Il est désolant de constater que certains individus semblent contrôler les médias, en particulier les médias privés. Nous sommes en 2023, après 33 ans de débats politiques, les souvenirs de ces débats ne laissent que des échos vides, à l’exception de quelques onomatopées. Ces débats malsains et ridicules sont le résultat de la partialité des journalistes d’une part, et de l’approche choisie par les politiques de l’autre. Les journalistes et les animateurs ne font qu’aggraver la situation. Les propos du père Engelberg Mveng dans les années 90, déplorant la pauvreté culturelle des médias camerounais, prennent un écho particulier aujourd’hui. Notre génération a atteint un creux abyssal. Cependant, il reste quelques étoiles brillantes, comme Thierry Ngongang, Bruno Bidjang, et Bruno Tagné.

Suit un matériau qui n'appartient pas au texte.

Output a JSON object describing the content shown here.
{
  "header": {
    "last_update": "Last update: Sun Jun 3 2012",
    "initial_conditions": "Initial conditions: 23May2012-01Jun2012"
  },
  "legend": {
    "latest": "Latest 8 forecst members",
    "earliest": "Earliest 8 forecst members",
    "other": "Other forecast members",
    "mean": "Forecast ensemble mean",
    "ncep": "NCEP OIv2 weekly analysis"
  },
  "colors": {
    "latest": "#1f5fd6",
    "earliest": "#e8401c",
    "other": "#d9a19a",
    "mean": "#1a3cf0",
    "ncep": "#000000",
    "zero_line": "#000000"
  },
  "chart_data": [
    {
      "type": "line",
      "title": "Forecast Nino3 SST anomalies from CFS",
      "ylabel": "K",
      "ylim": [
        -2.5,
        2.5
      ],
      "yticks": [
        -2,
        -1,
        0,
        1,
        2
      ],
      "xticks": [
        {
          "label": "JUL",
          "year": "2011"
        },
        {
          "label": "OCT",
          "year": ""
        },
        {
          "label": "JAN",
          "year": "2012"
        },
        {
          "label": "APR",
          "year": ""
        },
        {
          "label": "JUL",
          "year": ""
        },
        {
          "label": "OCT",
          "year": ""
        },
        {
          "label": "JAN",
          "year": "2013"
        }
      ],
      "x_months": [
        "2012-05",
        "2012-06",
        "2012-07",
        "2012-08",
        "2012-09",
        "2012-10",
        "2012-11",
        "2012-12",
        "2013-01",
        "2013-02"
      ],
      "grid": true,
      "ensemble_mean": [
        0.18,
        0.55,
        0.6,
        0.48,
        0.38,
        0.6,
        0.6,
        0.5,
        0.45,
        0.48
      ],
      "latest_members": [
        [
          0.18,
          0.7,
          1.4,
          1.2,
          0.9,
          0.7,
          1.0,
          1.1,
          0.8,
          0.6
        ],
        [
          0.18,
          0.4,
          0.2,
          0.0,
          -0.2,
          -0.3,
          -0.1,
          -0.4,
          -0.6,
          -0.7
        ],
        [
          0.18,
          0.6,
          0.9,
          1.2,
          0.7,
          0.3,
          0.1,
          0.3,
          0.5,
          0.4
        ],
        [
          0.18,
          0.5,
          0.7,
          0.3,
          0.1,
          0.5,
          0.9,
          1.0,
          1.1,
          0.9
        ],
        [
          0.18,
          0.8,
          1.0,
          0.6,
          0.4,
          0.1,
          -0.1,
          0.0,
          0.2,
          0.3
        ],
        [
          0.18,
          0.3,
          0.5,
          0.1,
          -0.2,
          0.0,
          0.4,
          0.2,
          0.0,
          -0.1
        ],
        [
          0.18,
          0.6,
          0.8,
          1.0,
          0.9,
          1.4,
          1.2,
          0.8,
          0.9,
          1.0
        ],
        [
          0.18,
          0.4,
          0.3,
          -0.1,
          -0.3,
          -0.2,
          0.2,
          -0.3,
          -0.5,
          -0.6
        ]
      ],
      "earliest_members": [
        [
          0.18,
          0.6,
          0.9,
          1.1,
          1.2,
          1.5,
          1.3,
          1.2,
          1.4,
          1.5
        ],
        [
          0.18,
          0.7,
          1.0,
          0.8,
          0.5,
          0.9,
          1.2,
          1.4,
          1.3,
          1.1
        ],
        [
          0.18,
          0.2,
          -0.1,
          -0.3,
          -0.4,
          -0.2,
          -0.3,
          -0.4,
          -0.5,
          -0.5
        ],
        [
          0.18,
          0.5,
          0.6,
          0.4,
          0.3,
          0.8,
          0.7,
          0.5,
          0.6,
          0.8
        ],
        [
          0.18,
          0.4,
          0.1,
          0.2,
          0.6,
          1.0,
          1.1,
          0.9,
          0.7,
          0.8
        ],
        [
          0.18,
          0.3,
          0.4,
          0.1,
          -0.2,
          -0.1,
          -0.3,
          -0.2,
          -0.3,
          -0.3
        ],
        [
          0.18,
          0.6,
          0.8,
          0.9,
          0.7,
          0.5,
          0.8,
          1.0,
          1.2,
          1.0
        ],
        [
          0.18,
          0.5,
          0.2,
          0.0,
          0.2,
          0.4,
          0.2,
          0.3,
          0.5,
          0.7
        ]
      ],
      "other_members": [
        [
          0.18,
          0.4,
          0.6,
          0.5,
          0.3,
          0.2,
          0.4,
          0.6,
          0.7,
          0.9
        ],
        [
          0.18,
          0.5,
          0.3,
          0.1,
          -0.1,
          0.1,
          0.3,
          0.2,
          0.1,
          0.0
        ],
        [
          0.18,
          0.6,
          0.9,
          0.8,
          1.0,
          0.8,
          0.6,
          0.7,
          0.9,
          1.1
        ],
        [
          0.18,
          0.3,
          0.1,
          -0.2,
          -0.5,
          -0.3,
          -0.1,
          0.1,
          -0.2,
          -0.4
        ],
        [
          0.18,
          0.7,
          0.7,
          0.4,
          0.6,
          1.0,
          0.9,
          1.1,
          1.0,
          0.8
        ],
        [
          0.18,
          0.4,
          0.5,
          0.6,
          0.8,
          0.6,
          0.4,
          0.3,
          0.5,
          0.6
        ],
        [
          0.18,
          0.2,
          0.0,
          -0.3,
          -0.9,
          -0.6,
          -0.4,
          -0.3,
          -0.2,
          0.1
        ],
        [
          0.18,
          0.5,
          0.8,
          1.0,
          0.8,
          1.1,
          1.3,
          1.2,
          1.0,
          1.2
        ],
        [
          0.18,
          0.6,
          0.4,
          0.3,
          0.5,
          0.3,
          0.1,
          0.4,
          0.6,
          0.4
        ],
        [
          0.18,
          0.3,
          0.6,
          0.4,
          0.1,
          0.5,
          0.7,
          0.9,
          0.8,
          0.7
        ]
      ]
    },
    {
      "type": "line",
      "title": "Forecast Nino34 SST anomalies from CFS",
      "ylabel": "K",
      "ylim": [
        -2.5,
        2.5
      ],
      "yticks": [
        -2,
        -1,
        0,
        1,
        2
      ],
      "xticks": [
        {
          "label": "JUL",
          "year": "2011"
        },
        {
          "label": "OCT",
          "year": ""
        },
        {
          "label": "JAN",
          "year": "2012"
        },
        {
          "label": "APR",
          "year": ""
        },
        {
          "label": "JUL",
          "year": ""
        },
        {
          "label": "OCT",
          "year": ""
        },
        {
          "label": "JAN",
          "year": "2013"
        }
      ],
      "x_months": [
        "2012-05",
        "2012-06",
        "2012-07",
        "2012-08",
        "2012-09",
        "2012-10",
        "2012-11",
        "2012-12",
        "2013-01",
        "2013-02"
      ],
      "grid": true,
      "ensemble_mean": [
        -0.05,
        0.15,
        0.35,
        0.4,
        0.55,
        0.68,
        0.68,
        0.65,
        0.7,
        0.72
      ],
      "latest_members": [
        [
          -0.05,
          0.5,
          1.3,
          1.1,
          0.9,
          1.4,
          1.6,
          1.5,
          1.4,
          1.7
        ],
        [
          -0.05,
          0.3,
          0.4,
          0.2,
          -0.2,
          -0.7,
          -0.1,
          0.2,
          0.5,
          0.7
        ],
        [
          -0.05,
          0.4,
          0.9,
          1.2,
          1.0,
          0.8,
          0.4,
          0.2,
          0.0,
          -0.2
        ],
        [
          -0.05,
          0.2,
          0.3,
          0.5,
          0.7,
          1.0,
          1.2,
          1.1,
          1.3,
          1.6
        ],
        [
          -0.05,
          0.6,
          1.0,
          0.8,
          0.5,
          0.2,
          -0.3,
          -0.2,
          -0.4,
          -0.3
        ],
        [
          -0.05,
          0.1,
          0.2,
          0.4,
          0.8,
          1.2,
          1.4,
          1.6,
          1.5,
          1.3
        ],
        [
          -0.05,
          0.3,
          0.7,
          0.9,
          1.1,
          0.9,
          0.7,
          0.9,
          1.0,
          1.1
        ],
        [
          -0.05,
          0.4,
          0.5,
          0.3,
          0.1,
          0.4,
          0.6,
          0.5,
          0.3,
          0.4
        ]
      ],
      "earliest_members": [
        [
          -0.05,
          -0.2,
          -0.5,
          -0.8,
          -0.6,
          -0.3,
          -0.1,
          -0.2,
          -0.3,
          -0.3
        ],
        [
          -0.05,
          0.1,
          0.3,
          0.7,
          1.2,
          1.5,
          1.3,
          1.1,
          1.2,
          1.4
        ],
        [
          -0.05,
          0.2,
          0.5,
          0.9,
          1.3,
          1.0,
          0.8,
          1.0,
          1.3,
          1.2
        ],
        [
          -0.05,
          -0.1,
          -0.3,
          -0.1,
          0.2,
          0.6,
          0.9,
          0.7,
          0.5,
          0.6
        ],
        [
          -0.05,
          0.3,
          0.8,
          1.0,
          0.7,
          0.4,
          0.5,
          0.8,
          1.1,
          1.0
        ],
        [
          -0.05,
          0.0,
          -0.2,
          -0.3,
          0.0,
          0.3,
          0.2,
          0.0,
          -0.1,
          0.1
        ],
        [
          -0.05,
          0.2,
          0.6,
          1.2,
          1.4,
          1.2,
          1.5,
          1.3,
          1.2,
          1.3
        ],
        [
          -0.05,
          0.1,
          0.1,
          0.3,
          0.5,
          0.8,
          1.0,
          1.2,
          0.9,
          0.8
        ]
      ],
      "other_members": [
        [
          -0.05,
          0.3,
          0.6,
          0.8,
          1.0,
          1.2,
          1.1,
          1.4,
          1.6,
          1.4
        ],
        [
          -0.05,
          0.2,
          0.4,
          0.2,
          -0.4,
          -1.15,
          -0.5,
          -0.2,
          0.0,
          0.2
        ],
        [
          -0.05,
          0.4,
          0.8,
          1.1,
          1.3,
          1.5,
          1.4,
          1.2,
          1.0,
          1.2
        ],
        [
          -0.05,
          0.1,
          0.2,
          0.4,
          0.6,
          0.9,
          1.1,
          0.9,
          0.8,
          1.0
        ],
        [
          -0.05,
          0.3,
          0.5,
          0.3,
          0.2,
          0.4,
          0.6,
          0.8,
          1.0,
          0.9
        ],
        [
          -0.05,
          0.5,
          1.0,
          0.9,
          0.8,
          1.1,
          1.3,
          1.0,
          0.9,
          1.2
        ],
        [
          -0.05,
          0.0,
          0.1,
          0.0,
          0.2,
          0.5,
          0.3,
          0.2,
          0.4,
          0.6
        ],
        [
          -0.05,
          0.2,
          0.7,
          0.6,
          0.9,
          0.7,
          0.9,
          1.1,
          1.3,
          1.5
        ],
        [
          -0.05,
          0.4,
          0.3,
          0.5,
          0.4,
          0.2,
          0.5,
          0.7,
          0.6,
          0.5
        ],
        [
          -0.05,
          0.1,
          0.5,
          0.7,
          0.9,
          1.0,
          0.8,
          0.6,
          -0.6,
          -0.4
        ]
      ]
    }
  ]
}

Malheureusement, comme c’est souvent le cas au Cameroun, les meilleurs s’en vont. Peut-être faudrait-il encourager certains journalistes à se former davantage, ou inciter certaines personnalités publiques à briller ailleurs ? En fin de compte, les citoyens, les médias et les politiques camerounais ont la responsabilité de restaurer la qualité des débats politiques, de promouvoir le respect, l’élégance et la compréhension mutuelle. Cela pourrait contribuer à une meilleure gouvernance et à un avenir plus radieux pour le Cameroun. Ce que tous recherchent souvent.